Three episodes were provided prior to broadcast.
Any Walking Dead fans still seething about that season finale cliffhanger might want to think twice before diving into the somewhat anticipated return of Fear the Walking Dead. In its second season, the prequel/spinoff seems to have taken more cues from its sister show than it did throughout its tight, six-episode first season, meaning that what made Fear a sporadically thrilling but surprisingly thoughtful take on societal breakdown when it arrived last summer has largely been cast aside in favor of a plodding procedural structure that reimagines the cast of characters as a traveling band of misfits witnessing the end of the world one tragedy at a time.
Unlike last season, which was set in a rapidly crumbling Los Angeles, Fear‘s sophomore run strands its protagonists at sea, on an expensive-looking yacht either owned or stolen by the mysterious Victor Strand (Colman Domingo), whose motivations for taking on the rest of the survivors remain murky.
On paper, dropping these characters – a motley crew that contains a man who’s just lost his wife and a son who’s just watched his estranged father shoot his (infected) mother – in a claustrophobic, contained space sounds like a terrific way to ramp up the suspense. But in the three episodes sent out for review ahead of premiere, Fear somehow misses most of its opportunities to mine the dramatic gold peppered throughout its character’s tangled dynamics, instead favoring a revolving door of apocalyptic scenarios (including armed looters, floating zombies, and other disturbed survivors) over any real character development.
That’s a shame, especially given how some of the core players evolved over the course of the first season. Madison (Kim Dickens) came into her own as a mother wolf, fiercely protective of her family and understandably distrustful of authority figures who’d complicate her ability to keep them safe. The peaceful Travis (Cliff Curtis) was gradually hardened by the harrowing experience of watching the world fall around him, to the point where he became someone capable of violence. Nick (Frank Dillane), an addict and a junkie well on his way to being down and out, emerged as a tenacious survivor and unexpected leader. These players, and others, underwent fascinating shifts in their psyches that, even amid messy plotting, made the show worth watching.
And so it’s mightily frustrating that, as Fear returns, it seems to have simultaneously forgotten, emotionally speaking, what these characters have been through and stopped caring as much about where they’re going. Madison too easily bends to Strand’s will, Travis is unwilling to help others in need, and Nick – well, Nick is just acting flat-out weird, making the kinds of pea-brained decisions even season 1 Carl would have rolled his eyes at. In trying to pinpoint exactly why so many of the characters feel less engaging this time around, what eventually becomes apparent is that Fear has been refocused.
The slow-burning paranoia that distinguished the series in its freshman outing has been peeled away, to reveal a show more interested in simply laying out the assorted zombie-related horrors of its increasingly familiar world, not the resultant toll of living in such a fast-brewing hellscape.
In the season’s explosive opening, the gang escapes the coast by boat, laying waste to numerous walkers as they flee the army’s napalm bombing of L.A. and even sending one to a watery grave with a boat propeller to the face. It’s gory, violent, mildly entertaining, and largely at odds with the kind of show Fear claimed to be when it arrived, one more about the psychological impact of the apocalypse than its body count.

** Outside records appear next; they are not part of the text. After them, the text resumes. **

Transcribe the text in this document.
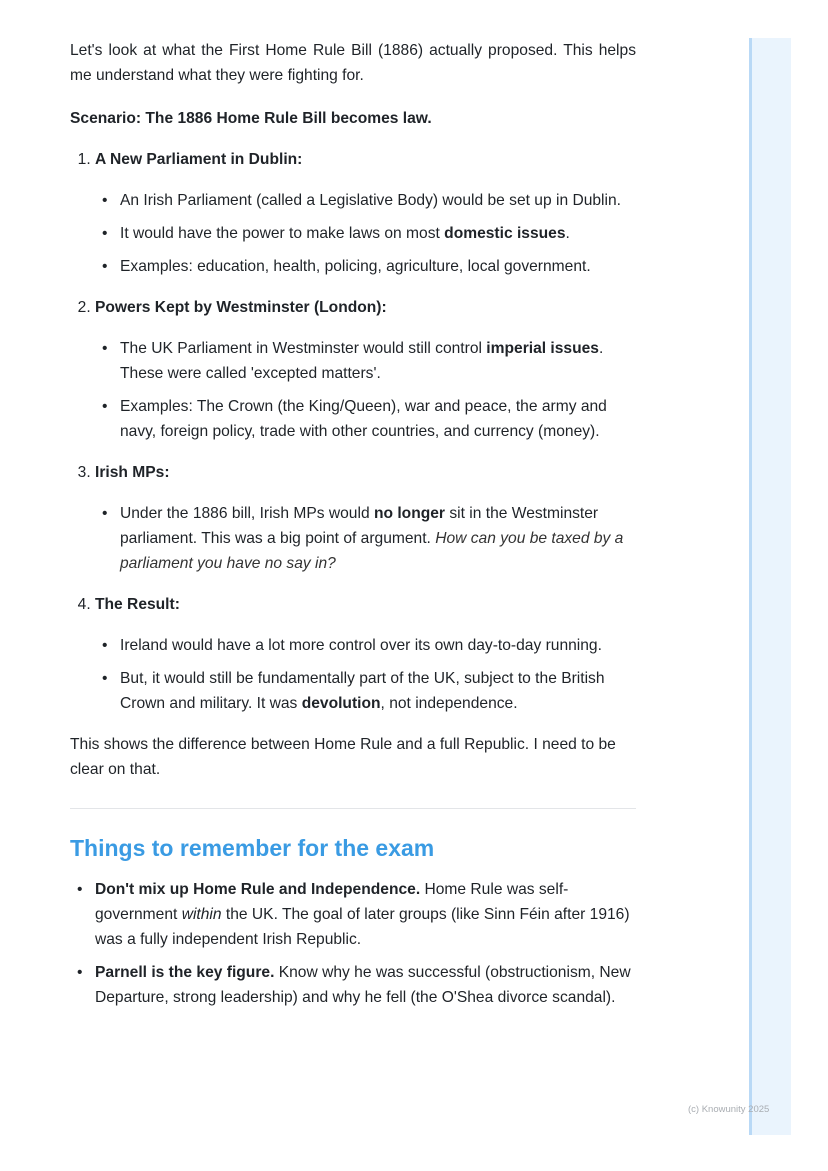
Let's look at what the First Home Rule Bill (1886) actually proposed. This helps me understand what they were fighting for.

Scenario: The 1886 Home Rule Bill becomes law.

1. A New Parliament in Dublin:
• An Irish Parliament (called a Legislative Body) would be set up in Dublin.
• It would have the power to make laws on most domestic issues.
• Examples: education, health, policing, agriculture, local government.
2. Powers Kept by Westminster (London):
• The UK Parliament in Westminster would still control imperial issues. These were called 'excepted matters'.
• Examples: The Crown (the King/Queen), war and peace, the army and navy, foreign policy, trade with other countries, and currency (money).
3. Irish MPs:
• Under the 1886 bill, Irish MPs would no longer sit in the Westminster parliament. This was a big point of argument. How can you be taxed by a parliament you have no say in?
4. The Result:
• Ireland would have a lot more control over its own day-to-day running.
• But, it would still be fundamentally part of the UK, subject to the British Crown and military. It was devolution, not independence.

This shows the difference between Home Rule and a full Republic. I need to be clear on that.

Things to remember for the exam
• Don't mix up Home Rule and Independence. Home Rule was self-government within the UK. The goal of later groups (like Sinn Féin after 1916) was a fully independent Irish Republic.
• Parnell is the key figure. Know why he was successful (obstructionism, New Departure, strong leadership) and why he fell (the O'Shea divorce scandal).
(c) Knowunity 2025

Throughout the three episodes provided for review, the walking dead are everywhere, bobbing along toward the yacht like predatory driftwood, or crawling ashore as dripping skeletons of sodden flesh and chomping teeth. They seem to have inherited the starring role in this spinoff, given how frequently their arrival is used to inject intrigue or danger into scenes that are largely lacking both otherwise. That’s a problem; Fear boasts a fine crop of actors, especially Domingo (who continues to make Strand the most entertaining and watchable character on the show) and Rubén Blades (whose Salvadorian refugee/torture expert Daniel Salazar was one of the series’ best midseason additions), but it’s giving them all short shrift, focusing on the visual horror of flesh-eating corpses without working to properly capture the subtler, more cerebral horrors of what their presence and increasing dominance signifies for the characters.
There’s time for Fear The Walking Dead to improve throughout this much expanded sophomore run – but its first installments are off to a shaky start, with too much emphasis on ultimately pointless diversions and not enough on the potentially rich blend of character dynamics the series seemed well on its way to exploring by the end of last season. As long as the show’s scares are derived from momentary obstacles, rather than the characters themselves, there won’t be much to fear – or even enjoy – about this spinoff at all.
Disappointing
Adrift in choppy dramatic waters, the series is focusing too much on external threats, rather than the psychological terrors that its great actors are so capable of depicting.